Oscar Clemente Marroquín
ocmarroq@lahora.com.gt

A principios de marzo, cuando se empezó a discutir el plan de la Alianza para la Prosperidad, el gobierno había tomado la decisión de no prorrogar el mandato de la Comisión Internacional Contra la Impunidad bajo el peregrino argumento, expresado gráficamente por la verborrea de la Baldetti, de que el país no necesitaba muletas para caminar y que el trabajo de combatir la impunidad lo haríamos los guatemaltecos sin intromisión extranjera. Fue en esos días cuando vino a Guatemala el Vicepresidente de Estados Unidos, John Biden, y cuando el director de La Hora, Pedro Pablo Marroquín, le formuló la pregunta del millón, respecto a su opinión sobre la continuidad de la CICIG.

Biden fue categórico y se extendió en ratificar que la permanencia de la Comisión era uno de los requisitos indispensables para avanzar en la Alianza para la Prosperidad que requería de absoluta transparencia en el manejo de los recursos que se colocarían a disposición de estos países.

El gobierno reaccionó hepáticamente y criticaron a Biden por meterse en los asuntos internos de Guatemala. La decisión estaba tomada y no habría prórroga de la CICIG. Hoy sabemos exactamente cuáles eran las razones por las que se había tomado tan drástica determinación, puesto que en las mismas escuchas telefónicas que se han conocido hay abundantes menciones a la investigación que la Comisión realizaba en el campo de la defraudación aduanera.

De haberse concretado la decisión política de no prorrogar el mandato de la Comisión, a estas alturas los guatemaltecos estaríamos a punto de ir a otras elecciones simplemente con la convicción de que había que votar por el menos peor o por cualquiera que nos sirviera para votar en contra del candidato que nos desagrada.
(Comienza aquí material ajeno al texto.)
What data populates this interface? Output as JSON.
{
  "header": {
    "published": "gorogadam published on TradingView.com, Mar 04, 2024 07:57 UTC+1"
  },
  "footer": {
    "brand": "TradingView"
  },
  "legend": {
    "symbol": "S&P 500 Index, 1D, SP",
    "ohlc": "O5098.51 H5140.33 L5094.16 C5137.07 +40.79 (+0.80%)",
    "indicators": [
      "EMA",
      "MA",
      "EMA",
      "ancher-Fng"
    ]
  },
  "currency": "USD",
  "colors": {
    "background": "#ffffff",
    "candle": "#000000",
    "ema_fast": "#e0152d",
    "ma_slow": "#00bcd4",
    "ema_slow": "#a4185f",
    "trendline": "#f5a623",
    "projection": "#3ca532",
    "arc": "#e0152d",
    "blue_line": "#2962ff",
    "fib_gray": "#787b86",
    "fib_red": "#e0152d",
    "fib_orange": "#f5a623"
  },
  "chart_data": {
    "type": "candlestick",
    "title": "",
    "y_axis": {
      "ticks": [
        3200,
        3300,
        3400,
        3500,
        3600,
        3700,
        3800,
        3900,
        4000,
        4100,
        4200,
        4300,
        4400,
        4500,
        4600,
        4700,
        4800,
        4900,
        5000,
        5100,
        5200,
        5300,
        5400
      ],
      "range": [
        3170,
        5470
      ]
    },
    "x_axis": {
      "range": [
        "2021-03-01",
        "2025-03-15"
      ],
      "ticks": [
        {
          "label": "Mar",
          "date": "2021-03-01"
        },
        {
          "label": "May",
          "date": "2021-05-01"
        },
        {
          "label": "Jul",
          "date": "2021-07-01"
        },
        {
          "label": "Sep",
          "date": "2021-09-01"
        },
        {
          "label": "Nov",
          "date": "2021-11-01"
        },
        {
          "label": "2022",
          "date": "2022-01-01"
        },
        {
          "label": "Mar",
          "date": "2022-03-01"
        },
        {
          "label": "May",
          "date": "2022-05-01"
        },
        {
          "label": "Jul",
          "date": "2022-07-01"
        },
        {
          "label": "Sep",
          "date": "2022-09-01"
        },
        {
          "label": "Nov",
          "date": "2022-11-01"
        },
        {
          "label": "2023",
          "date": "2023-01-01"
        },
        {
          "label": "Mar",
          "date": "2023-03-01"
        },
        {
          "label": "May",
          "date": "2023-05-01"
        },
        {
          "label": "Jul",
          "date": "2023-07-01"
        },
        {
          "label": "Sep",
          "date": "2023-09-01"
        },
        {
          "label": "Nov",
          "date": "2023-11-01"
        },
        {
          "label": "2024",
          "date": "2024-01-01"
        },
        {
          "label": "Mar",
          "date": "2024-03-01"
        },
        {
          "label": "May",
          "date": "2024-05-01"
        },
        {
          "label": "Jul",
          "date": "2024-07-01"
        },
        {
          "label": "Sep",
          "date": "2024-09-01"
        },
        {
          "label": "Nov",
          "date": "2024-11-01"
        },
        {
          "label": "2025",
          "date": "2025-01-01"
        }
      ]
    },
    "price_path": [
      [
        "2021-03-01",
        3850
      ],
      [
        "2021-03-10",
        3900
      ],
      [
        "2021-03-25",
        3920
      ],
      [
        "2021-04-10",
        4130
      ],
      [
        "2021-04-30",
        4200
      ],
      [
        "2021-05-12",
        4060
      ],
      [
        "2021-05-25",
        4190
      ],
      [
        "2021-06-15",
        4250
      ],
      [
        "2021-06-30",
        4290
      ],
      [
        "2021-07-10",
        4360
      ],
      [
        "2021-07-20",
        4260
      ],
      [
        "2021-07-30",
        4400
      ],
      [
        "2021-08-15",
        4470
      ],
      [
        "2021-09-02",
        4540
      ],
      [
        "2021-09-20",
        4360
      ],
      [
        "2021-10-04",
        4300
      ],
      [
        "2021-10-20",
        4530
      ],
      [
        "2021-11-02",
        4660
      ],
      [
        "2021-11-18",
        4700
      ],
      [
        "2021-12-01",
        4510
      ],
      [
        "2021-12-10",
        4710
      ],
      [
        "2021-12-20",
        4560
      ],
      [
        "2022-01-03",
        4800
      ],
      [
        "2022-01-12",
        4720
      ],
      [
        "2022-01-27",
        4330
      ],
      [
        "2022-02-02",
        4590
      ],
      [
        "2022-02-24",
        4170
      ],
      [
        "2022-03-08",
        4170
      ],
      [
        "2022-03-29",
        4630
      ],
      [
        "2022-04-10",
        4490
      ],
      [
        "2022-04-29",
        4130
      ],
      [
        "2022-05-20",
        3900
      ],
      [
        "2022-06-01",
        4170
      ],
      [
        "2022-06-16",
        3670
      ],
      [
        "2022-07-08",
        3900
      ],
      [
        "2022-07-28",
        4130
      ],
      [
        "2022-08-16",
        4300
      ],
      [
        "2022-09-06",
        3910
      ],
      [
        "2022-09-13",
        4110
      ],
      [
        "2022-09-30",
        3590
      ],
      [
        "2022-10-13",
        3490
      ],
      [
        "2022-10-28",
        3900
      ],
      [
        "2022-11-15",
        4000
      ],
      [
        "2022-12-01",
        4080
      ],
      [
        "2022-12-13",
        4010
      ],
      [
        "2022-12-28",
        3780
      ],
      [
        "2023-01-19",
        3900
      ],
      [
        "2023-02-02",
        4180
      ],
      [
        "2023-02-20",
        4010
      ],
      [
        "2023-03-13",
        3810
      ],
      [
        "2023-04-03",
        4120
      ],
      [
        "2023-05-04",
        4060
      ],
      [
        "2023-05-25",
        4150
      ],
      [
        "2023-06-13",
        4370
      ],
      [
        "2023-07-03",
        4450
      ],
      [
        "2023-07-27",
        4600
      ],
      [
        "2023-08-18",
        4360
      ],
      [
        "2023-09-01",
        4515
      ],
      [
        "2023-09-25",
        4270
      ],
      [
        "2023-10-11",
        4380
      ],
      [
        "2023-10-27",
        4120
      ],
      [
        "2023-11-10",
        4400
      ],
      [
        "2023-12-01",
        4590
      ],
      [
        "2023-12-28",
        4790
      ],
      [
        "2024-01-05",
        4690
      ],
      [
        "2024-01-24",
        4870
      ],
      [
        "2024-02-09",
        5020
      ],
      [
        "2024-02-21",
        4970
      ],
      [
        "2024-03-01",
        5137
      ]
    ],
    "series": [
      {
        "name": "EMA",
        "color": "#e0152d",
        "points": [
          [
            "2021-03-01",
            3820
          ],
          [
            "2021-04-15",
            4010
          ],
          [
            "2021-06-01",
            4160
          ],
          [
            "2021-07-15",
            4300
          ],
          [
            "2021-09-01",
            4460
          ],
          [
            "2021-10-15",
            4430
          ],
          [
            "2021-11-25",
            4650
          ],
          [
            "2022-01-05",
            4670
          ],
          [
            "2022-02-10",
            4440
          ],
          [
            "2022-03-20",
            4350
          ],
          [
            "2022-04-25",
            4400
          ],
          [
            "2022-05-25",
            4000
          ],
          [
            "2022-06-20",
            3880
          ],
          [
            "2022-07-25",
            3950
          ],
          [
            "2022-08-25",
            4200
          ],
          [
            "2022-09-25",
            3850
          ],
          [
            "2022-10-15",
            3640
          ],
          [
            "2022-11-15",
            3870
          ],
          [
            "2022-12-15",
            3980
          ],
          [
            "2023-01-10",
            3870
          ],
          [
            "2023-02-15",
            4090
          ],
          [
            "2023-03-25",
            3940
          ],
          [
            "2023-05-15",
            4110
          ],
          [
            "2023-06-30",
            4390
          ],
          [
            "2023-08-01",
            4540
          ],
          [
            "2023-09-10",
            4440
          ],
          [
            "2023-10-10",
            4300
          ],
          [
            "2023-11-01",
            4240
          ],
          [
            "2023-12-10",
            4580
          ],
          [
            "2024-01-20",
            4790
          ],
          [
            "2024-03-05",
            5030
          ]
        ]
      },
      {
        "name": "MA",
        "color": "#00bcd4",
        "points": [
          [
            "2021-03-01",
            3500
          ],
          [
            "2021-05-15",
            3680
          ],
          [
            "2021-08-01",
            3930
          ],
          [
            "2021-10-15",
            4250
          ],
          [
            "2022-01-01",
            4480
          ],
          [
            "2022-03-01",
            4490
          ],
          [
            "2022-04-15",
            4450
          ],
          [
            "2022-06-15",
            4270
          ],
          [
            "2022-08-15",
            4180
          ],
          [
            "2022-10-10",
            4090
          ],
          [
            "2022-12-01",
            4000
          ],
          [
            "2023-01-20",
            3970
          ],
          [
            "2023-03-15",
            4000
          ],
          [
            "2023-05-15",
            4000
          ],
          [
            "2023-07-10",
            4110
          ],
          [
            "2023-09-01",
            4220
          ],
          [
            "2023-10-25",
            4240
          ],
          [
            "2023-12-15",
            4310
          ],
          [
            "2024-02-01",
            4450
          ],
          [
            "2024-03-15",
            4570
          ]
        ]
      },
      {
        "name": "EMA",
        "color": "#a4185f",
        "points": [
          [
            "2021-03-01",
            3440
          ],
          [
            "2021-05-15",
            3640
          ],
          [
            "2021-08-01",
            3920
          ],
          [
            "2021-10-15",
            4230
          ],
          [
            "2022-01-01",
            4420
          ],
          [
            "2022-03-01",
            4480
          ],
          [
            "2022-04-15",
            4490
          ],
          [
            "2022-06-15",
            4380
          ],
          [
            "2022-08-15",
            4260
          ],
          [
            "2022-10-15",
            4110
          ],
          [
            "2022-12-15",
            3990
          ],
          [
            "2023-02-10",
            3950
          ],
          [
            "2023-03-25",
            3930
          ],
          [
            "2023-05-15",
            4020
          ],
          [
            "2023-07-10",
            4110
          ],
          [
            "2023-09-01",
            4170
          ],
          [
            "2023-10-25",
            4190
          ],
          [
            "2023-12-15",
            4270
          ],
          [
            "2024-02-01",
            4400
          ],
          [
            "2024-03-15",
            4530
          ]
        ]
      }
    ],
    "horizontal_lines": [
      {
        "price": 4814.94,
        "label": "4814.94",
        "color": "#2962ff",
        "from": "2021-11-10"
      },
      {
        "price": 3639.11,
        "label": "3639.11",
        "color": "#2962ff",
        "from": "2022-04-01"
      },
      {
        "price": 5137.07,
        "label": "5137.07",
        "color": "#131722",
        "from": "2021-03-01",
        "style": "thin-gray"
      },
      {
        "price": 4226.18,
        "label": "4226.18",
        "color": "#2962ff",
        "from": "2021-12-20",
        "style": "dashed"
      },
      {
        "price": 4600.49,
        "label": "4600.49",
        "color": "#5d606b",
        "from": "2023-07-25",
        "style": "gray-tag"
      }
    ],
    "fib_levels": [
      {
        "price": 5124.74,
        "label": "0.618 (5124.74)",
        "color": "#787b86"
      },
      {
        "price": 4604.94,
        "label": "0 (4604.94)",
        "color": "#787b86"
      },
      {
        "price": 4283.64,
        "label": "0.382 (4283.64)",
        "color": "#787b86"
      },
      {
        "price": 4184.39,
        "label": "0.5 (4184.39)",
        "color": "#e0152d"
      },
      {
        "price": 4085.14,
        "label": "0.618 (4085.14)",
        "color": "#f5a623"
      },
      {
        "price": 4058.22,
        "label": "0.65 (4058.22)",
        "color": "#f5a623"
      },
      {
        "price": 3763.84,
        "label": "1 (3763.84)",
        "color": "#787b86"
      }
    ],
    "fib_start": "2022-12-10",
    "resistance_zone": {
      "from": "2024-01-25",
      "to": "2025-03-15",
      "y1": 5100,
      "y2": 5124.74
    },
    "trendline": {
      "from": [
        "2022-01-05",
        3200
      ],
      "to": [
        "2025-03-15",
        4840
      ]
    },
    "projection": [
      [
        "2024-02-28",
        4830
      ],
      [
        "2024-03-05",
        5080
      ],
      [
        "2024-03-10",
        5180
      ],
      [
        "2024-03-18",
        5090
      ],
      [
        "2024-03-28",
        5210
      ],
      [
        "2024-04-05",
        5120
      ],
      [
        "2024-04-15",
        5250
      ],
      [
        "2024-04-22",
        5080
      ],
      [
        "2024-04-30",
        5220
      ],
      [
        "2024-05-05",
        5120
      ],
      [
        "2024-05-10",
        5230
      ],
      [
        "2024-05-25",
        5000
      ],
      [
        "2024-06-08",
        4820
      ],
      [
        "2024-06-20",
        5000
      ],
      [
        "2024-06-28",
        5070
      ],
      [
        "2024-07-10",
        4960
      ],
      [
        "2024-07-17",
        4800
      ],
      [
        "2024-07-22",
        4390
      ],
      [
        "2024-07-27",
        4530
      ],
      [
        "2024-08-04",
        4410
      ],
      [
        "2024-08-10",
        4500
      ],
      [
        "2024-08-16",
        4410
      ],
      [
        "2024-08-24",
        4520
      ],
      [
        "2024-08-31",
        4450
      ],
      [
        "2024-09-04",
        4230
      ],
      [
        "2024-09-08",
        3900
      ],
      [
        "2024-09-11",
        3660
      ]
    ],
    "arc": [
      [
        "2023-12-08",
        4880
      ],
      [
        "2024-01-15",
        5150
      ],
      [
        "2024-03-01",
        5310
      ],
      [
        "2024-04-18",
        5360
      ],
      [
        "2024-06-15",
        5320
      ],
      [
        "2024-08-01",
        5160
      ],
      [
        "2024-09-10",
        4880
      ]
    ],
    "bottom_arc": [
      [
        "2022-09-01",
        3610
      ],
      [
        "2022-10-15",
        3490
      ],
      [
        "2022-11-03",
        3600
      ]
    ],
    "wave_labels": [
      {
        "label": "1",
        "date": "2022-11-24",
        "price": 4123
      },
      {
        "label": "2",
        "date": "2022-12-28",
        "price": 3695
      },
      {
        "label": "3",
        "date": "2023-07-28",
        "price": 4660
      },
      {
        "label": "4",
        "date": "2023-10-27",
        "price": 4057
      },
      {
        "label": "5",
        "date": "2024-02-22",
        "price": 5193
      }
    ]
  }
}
Así ha sido el comportamiento del ciudadano cada cuatro años porque muy poca gente vota convencida, y a favor de alguien por sus propuestas concretas. Se vota por el que parece menos ladrón, menos sinvergüenza que el otro, pero nada más.

La verdad es que el problema de la corrupción no empezó con Pérez Molina y Baldetti, por mucho que bajo la conducción de esa Vicepresidenta se haya exacerbado. Tampoco empezó, como creyeron muchos, con Portillo ni terminó cuando él dejó el poder. La corrupción en el país está terriblemente extendida y si bien la clase política se aprovecha de las facilidades que otorga la impunidad para robarle al pueblo, en general hemos ido acomodando nuestra vida a prácticas que tienen mucho que ver con diversas formas de actuar que nos permiten sacar ventaja de las debilidades de un sistema de irrespeto a la ley.

De no ser por la CICIG, Pérez Molina termina su mandato como lo terminaron Colom, Berger y Arzú, es decir, sin complicaciones ni obligación de rendir cuentas. Se hubiera podido ir al Parlacén, ni siquiera en calidad de refugio, sino a disfrutar de nuevas prebendas para gozar de la fortuna amasada. Lo que hubiera hecho él y lo que hubieran hecho sus allegados sería tema anecdótico, como ha ocurrido con los otros gobernantes.

Pero, ojo, que no tendremos CICIG eternamente, y por ello es que ahora, no después, urge reformar el sistema y refundar el Estado para sentar las bases de una verdadera democracia basada en el respeto a la ley y el repudio a la corrupción.